Está em andamento um projeto sofisticado, corajoso e muito bem financiado cujo objetivo é controlar o processo eleitoral em estados-chave, a contagem de votos e também a redefinição das autoridades estaduais que detêm o poder de declarar quem venceu as eleições em seu estado. “O cenário para o caos está armado”, escreve Kagan, e continua, “Imagine semanas de protestos de massas em vários estados em que legisladores e autoridades locais de ambos os partidos declaram seu candidato o vencedor e denunciam seus rivais por fazerem esforços inconstitucionais para tomar o poder… Ativistas de ambos os partidos estarão mais bem armados e mais dispostos a usar violência física contra seus oponentes do que estavam nas eleições de 2020 ”.

Kagan levanta sua voz diante dessas tendências que são novas para os EUA, mas não para os latino-americanos. Tem o mérito de perceber claramente que senhores da guerra como Trump não se envolvem na política como os democratas, mas usam sistematicamente táticas assimétricas para atingir seus objetivos.

Encaremos dessa maneira: Osama bin Laden ensinou ao mundo o que é a guerra assimétrica, enquanto Donald Trump nos mostrou o que é a política assimétrica.

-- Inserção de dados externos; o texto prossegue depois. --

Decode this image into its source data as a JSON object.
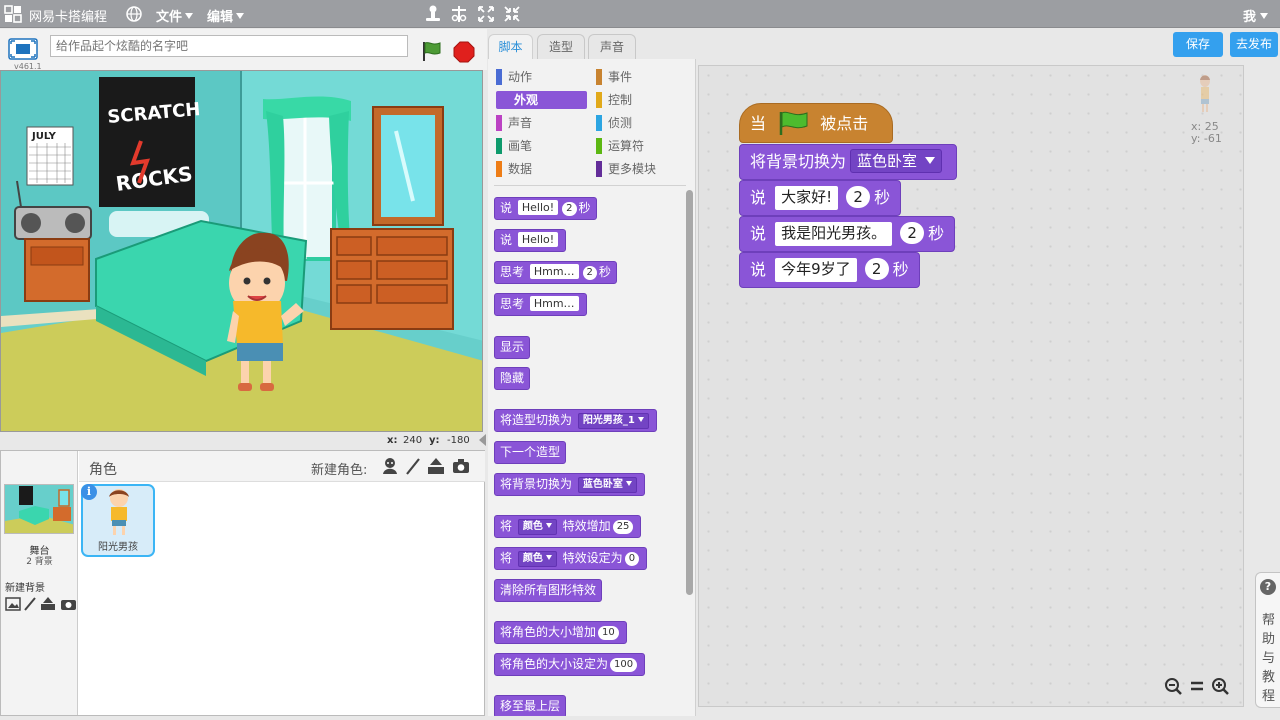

A guerra assimétrica é um conflito armado em que uma das partes possui muito mais recursos e capacidades militares do que o seu oponente, que recorre a estratégias, táticas e regras não convencionais. Em 2015 Donald Trump não tinha um partido disposto a levá-lo à presidência, mas teve a disposição de quebrar todas as regras e esquemas tradicionais da política, surpreendendo e desorientando seus rivais. Mergulhar em uma política assimétrica não só permitiu que ele assumisse o comando do Partido Republicano, mas também a presidência dos EUA. E embora não tenha sido reeleito em 2020, seu sucesso como líder de um movimento que prospera na assimetria política é inquestionável.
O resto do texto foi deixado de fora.